Thankfully, there are organizations that have already realized this new reality and have adapted their strategies, their staffing goals, their security stack and their understanding of what true risk offset looks like going forward. Mostly, these are those organizations that have either endured an event like WannaCry or NotPetya two years ago, or they are the ones that have had their production or services directly affected by these more recent ransomware variants like DopplePaymer or Maze, etc. I’ve said it before and I’ll keep saying it:
There are now only two kinds of organizations in the world today: Those that have been through these kinds of destructive fast-moving events, and those that have not; these two kinds of organizations look, feel, budget, staff and operate completely different from one another.
You can almost reduce the modern CISO challenge down to the task of getting an organization that hasn’t been through a major destructive event to act like they have anyway, so that they can take the necessary steps to get ahead of these fast moving threats and prevent such an event from ever happening.
Hint: this isn’t about back-up and restore strategies and different risk offsets. This isn’t about 1/10/60 SLA’s with cloud-native vendors persuading you they have a chance at stopping code-on-code run-time threats.
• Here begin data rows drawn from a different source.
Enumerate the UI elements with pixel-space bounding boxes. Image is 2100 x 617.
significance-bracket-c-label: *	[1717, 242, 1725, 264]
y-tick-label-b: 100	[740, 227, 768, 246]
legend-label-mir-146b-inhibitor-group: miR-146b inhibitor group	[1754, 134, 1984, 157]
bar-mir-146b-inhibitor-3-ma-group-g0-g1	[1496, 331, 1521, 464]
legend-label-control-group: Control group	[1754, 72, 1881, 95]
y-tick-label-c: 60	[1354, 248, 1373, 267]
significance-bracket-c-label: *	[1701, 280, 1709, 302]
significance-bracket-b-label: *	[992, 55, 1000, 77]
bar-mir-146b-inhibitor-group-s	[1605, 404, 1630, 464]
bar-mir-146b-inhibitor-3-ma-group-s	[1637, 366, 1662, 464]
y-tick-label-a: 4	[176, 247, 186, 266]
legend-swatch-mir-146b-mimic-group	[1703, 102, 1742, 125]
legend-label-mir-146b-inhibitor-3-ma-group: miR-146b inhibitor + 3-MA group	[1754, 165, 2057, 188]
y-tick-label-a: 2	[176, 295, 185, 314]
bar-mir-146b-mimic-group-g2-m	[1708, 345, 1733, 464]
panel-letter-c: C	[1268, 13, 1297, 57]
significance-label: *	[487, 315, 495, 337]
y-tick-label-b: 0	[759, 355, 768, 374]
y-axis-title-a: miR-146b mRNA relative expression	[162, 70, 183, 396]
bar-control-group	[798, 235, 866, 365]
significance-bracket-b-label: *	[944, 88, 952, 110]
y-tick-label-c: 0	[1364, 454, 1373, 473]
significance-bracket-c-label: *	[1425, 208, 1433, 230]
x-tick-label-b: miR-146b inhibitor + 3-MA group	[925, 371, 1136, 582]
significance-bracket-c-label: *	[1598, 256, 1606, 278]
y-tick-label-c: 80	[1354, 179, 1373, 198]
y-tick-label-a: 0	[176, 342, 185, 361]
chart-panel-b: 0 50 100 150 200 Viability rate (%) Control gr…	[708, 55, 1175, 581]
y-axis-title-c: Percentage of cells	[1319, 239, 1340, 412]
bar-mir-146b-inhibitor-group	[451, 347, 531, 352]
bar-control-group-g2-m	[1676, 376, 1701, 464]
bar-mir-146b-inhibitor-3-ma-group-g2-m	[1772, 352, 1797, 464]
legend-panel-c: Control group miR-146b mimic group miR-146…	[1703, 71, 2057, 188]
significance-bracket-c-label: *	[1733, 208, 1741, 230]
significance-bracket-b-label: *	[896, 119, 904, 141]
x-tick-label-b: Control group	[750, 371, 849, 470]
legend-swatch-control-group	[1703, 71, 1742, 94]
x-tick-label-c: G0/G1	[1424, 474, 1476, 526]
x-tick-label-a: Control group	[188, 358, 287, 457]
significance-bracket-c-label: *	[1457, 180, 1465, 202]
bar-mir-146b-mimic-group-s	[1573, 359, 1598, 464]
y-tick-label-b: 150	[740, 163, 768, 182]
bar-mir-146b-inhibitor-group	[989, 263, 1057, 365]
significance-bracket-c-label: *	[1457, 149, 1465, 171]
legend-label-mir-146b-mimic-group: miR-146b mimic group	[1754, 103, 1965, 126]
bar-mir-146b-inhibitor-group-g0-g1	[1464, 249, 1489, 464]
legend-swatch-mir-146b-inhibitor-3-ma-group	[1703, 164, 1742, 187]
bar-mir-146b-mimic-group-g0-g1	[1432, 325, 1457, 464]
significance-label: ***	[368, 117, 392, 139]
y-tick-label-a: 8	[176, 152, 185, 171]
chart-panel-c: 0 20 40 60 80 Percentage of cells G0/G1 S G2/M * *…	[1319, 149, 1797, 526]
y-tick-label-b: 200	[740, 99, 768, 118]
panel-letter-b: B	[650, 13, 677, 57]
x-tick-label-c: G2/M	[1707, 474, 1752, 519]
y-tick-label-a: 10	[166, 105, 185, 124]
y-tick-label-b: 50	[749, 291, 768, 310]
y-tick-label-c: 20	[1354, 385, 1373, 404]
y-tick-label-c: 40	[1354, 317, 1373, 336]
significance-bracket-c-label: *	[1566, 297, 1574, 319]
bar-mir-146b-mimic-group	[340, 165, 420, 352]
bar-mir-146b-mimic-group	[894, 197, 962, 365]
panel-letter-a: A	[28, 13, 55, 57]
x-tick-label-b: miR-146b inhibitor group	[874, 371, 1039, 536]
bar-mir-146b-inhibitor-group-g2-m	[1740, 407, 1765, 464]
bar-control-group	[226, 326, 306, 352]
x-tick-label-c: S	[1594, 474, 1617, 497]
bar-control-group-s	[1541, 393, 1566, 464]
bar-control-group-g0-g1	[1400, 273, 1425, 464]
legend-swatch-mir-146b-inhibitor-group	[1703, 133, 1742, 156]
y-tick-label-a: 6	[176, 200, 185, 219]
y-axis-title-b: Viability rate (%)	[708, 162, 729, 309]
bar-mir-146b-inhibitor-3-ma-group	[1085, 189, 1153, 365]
This isn’t about reacting and setting expectations with the board that it’s only a matter of time before the bad day happens.
No, this is about the hard work of actually beating the adversary at their own game: speed.
To do that, I’ll leave you with what is probably the best word to describe the entire movement upon us: anticipation…but a new kind of anticipation that focuses on where and when the actual fight in the ring is happening… not on the locker room after the fighter has already lost and is bloodied up and battered, trying to restore herself.
When the bell rings and it is go-time, the fighter doesn’t get to dial up The Cloud for answers. She doesn’t get to crowdsource her intelligence from all the onlookers in the stands. She doesn’t even get to listen to the coach shouting from the ropes. Nope. She needs to keep her eyes on the opponent’s hips and anticipate the next move, and even more importantly, respond in fractions of a second, with a counter-punch to knock them out.
After all, when is it OK as a boxer to be on your heels? For those who know, the answer is: never.